A year in the life of the Sackville farmers’ market manager

Michael Freeman was hired three years ago by the Sackville Farmers’ Market as the organization’s first manager. At the time, the market had been newly incorporated as a non-profit, having previously been run by the former owner of the Bridge Street Café.

After three years, Freeman is leaving the job, and Paul Merrigan, a Sackville resident and Mount Allison alum, is taking over. Over the past few years, Merrigan has been a stay-at-home parent for his two now teenaged sons. He has also been responsible for coordinating Midnight Madness for several years now. Merrigan moved to Sackville in 2004 with his partner Stacy and their sons Caleb and Tolkien. Merrigan and his partner met in 1995, when they were both Mt. A students.

The Argosy sat down with Freeman and Merrigan to talk about the challenges and favourite parts of the job.

The farmers’ market has grown over the years. Izzy Francolini/Argosy

Naomi Goldberg: What are some of the challenges the market has faced over the past few years?

Michael Freeman: The biggest issue is: How do we create more opportunities for small businesses, for agriculture, but other food businesses as well? How do you make food accessible to people, make it affordable, but also give producers a fair price? This is something that farmers’ markets can do because we’re direct marketing.

One of the things the market has been working on for the whole three years that I’ve been here is finding venues that work. We have a really great summer venue now. Our winter venue is really functional, with Bridge Street Café, Ducky’s and the lot behind the Painted Pony, but people don’t like that it’s so spread out. We keep hearing, when we do surveys, that people want it to be in one place, because it will feel better and it will be more accessible. You can’t get a stroller or a wheelchair in [Bridge Street Café during market hours], because it’s too crowded.

One of the hot things now is the new public health regulations that came into effect back in April of last year, although the enforcement is starting now for us. Challenges there have been getting the information to people, because the regulations are complicated. For a lot of our vendors, the official languages of Canada – French or English – are not their mother tongue. So understanding what they mean by, you know, quaternary ammonium testing strips – what the hell is that? That kind of stuff has been a bit of a challenge, but we’ve been working through it. I think things are going to go pretty well once inspections start in April.
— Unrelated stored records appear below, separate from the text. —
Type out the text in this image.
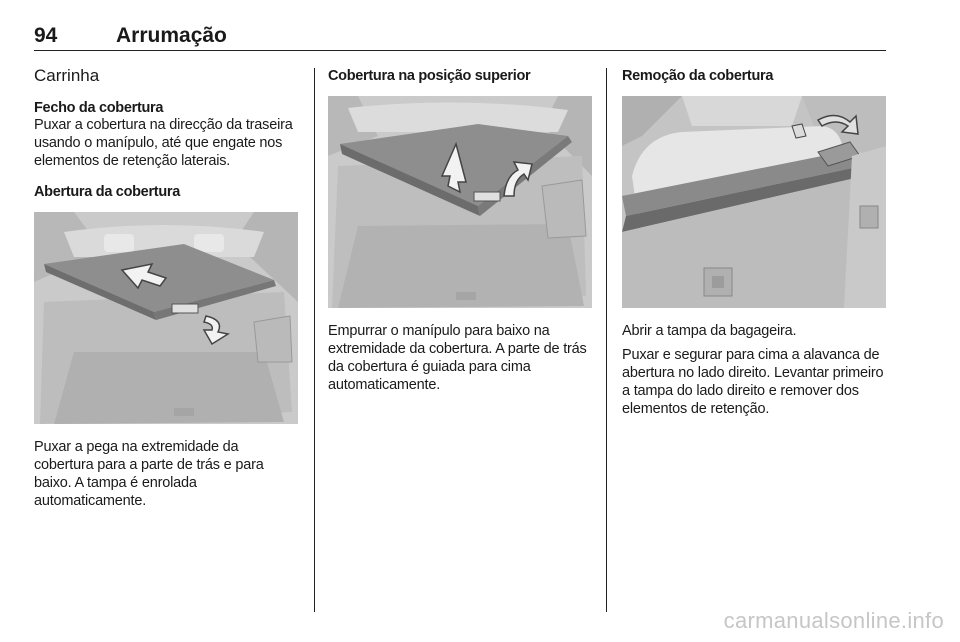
94	Arrumação
Carrinha

Fecho da cobertura

Puxar a cobertura na direcção da traseira usando o manípulo, até que engate nos elementos de retenção laterais.

Abertura da cobertura

Puxar a pega na extremidade da cobertura para a parte de trás e para baixo. A tampa é enrolada automaticamente.

Cobertura na posição superior

Empurrar o manípulo para baixo na extremidade da cobertura. A parte de trás da cobertura é guiada para cima automaticamente.

Remoção da cobertura

Abrir a tampa da bagageira.

Puxar e segurar para cima a alavanca de abertura no lado direito. Levantar primeiro a tampa do lado direito e remover dos elementos de retenção.

carmanualsonline.info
The tricky thing is that the health department has an enforcement role, and our job is to provide a platform for vendors. At this point the relationship between us and public health is really new. We haven’t really defined whose role it is to do the capacity building, do the training for vendors. Fortunately, I’ve had hours, so I can sit down with people and, where needed, find a third party who can translate into Mandarin or Italian so we can work through those documents. A lot of markets our size and smaller are really struggling to find the time and energy to do that.

We still don’t understand what the criteria are for producing certain products, or the criteria are very complicated. Things like canning or thermic processing are going from a situation where there were no regulations to a situation where the regulations are quite rigorous. It’s going to take time and energy from the coordinator, the vendors and hopefully public health to get information, as well as financial resources, such as kitchen upgrades and lab processing fees for those vendors to adapt.

NG: What are some of your favourite parts about the job?

MF: It feels like it has been my home for the past three years. And it’s funny to say this, because I didn’t care about this at all when I first started, but the way we develop businesses. Essentially, this is the easiest place to start a business in Sackville. The kind of cliché that I use is, “all it takes is an idea and a hot plate.” Once I leave my job, I want to start a taco stand at the market, and I don’t have that much capital, and most people in Sackville [don’t]. It’s a way that you can get in there, try new things, do direct market research. You’re encountering people and seeing what they like, what they don’t like, and I think that that’s really important.

When I moved to town four years ago, Bay of Fungi started growing mushrooms in their basement, and now they’re selling to a couple of different grocery stores; they tried the Dieppe market for a while, now they came back here. They started growing from donated coffee grounds from the Black Duck, and now they’re a full-scale farm. And there are other people doing that too. That’s the best thing about the market.

Aside from being the biggest weekly event in Sackville – aside from maybe elementary school – it’s also the most diverse thing that happens in Sackville. If you spend as much time as the market manager spends here every Saturday, you will hear five different languages spoken here at least, which in a town the size of Sackville in New Brunswick is incredible. That’s really important to me, and to Sackville.”

NG: As the new market manager, what are some projects you would like to take on?

Paul Merrigan: “One of the things that I’ve always loved about the market in Sackville is that it’s dynamic, it’s constantly changing. It’s a matter of harnessing that change and making it a constant. If you only come here every few weeks, it’ll be a completely different experience and you’ll run into different people.”

MF: One of the reasons we hired [Merrigan] is because we asked a question about marketing, and what [he] would do to market the farmers’ market, and [his] answer was that Sackville is in this great place, two hours from Halifax, two hours from Charlottetown. When people like you or me travel, one of the things we’re thinking is, ‘let’s check out another farmers’ market.’

PM: I’ve been going to the market since I was a Mount Allison student in the mid-’90s, back when it was in the basement of [what is now the Jean Coutu]. It’s gotten much, much bigger now. We’ve continued, when we travel, to look for markets. It makes sense, then, that if you’re a regular market-goer in Fredericton, if you’re here for a weekend, and you know that there’s a market, then why wouldn’t you come here? Market-goers are a huge percentage of our overall population and we do travel – we’re not always in our hometown. The market-goers who are in Charlottetown or Halifax, if they’re passing through on a Saturday morning, even if they’re en route [to] somewhere, [I want to] work on making sure that those people come to the Sackville farmers’ market.